乾隆双手枕在脑后,一人霸占了整张床的三分之二,盯着床帐,听到皇后的话,问:“是什么师傅?”
“请一个武谙达,再请一个擅长骑射的谙达。”皇后回道,话音落下,又担心乾隆不同意,便道,“皇上,臣妾听说练武可以强健体魄,这瑚图里之前生病,臣妾害怕,这才想要叫她锻炼身体。”
皇后想着大公主以后,她觉得还是瑚图里自已能压得住未来的驸马才好,至少体力上要压得住他。
若是以后皇室指婚的时候,选一些身量单薄的人就好了。
乾隆想了想,道:“既然是为了瑚图里好,你弟弟的武术也不错,要不就叫你弟弟傅恒来教她。”傅恒是御前侍卫,这手上的功夫是过硬的。
皇后得了这个意外之喜,忙笑着道,“谢皇上!”真真是没有想到,她本来想着找一个谙达的,结果皇上给了她这样大的一个惊喜。
傅恒年纪轻轻,但是深受皇上的看重,富察一族都能为皇上鞠躬尽瘁,死而后已。
乾隆没想到皇后会这般开心,声音里的喜悦之情,叫乾隆有些陌生。
“朕也是她的阿玛,自然是希望她更好。”乾隆道。
瑚图里他是真的疼爱,只是这瑚图里的婚事,他还得好好的琢磨。
皇后因为这个事,高兴得现在就想去跟大公主说,但是现在才过子时,还要等等。
那真等了三天,也没有等到皇太后给她的赏赐,叫了人去打听,却是没有她的。
姚黄站在一旁,垂直头,双手绞在一起,“娘娘,奴婢真的去问了,太后那边送赏的名单里,没有娘娘的名字。”她也很无奈,她要怎么做,总不能去抢吧。
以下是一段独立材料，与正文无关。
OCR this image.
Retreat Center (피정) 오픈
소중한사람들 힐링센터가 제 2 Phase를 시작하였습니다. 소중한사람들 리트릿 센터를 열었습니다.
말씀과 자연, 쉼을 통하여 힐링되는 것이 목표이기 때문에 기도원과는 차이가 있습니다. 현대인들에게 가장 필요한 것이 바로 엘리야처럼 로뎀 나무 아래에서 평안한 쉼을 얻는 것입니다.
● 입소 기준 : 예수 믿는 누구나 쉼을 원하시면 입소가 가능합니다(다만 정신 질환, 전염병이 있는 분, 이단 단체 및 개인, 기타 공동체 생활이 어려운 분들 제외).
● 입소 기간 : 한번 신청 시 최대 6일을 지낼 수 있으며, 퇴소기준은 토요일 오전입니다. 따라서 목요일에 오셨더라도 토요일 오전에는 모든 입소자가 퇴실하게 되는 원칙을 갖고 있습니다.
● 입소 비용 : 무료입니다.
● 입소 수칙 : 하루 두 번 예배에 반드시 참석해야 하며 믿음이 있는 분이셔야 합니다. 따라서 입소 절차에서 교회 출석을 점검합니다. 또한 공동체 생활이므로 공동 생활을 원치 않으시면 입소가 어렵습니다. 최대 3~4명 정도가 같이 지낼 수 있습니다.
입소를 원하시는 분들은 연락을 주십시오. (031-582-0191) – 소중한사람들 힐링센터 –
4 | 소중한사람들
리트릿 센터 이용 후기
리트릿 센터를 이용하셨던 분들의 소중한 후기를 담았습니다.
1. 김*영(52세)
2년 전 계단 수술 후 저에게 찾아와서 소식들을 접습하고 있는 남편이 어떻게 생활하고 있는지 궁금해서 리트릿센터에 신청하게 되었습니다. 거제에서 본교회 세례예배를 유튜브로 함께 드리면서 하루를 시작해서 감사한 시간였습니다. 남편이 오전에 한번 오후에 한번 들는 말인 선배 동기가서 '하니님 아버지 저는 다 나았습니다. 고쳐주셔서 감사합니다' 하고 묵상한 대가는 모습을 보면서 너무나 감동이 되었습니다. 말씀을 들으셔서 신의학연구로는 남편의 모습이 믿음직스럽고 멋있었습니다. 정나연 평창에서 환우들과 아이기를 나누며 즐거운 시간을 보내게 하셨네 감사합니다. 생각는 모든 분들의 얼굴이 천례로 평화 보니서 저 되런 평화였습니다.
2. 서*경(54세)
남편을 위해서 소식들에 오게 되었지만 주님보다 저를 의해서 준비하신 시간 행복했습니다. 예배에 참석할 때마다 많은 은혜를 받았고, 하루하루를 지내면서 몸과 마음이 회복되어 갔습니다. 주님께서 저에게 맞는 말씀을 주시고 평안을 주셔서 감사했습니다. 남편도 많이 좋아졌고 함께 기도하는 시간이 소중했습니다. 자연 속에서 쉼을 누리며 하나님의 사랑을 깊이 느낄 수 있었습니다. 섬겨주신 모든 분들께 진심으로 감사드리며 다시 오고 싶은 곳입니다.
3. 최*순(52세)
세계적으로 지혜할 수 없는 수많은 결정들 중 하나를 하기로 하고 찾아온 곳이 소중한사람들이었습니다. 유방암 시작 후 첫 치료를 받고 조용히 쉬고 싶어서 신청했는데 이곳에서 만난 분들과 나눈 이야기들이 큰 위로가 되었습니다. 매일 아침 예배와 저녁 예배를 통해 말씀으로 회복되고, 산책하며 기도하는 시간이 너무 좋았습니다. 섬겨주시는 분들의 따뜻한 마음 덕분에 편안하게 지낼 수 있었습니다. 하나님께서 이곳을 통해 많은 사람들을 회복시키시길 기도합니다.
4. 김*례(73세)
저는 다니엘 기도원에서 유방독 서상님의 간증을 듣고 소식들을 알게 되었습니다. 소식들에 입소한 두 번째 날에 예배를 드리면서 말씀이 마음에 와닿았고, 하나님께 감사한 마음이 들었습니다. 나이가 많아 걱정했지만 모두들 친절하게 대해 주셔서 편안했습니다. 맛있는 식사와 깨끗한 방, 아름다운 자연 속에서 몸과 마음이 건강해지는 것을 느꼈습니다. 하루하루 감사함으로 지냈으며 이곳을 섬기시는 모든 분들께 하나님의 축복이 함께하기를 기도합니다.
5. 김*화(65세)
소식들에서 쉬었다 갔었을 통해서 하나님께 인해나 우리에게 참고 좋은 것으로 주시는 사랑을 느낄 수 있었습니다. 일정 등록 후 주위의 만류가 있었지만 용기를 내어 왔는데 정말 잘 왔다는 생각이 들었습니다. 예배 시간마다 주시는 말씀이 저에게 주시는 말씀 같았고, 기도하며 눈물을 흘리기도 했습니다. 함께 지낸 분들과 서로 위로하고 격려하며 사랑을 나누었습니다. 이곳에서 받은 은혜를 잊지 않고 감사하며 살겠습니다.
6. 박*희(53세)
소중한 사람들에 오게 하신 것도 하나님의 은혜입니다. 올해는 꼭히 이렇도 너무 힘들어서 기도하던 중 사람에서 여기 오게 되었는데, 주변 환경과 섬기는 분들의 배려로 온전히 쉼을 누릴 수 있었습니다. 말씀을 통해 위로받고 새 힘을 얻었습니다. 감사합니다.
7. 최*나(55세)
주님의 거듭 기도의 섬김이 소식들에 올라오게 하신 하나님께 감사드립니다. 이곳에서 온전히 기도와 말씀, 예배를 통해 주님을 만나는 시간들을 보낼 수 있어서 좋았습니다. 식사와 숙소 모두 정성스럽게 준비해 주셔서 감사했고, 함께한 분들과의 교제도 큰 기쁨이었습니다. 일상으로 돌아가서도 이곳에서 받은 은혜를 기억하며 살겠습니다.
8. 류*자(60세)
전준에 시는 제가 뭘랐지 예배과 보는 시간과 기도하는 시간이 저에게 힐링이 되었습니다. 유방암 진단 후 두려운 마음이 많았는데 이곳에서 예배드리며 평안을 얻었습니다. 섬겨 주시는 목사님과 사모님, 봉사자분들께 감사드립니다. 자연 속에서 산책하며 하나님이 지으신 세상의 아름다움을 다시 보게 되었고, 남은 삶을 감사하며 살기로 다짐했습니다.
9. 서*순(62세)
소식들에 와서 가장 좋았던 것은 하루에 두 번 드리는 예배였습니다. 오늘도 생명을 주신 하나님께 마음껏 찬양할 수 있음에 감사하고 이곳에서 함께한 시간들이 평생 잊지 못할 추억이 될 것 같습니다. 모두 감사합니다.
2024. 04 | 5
那真心里真的很慌了,先前是乾隆没有征兆的就将她冷落了,接着就是一顿罚,再然后太后这里也对她视而不见。
“算了,是我想岔了。”那真道,她本来以为,自已这般亲自抄写的经书,这般有诚意,皇太后应该会对她嘉奖的。
可现实情况却是,皇太后的举动直接给了她一巴掌。
不过,那真的这一巴掌,是隐形的;可和亲王跟福晋吴库扎氏这一巴掌,那是真真实实的扇在了他们的脸上。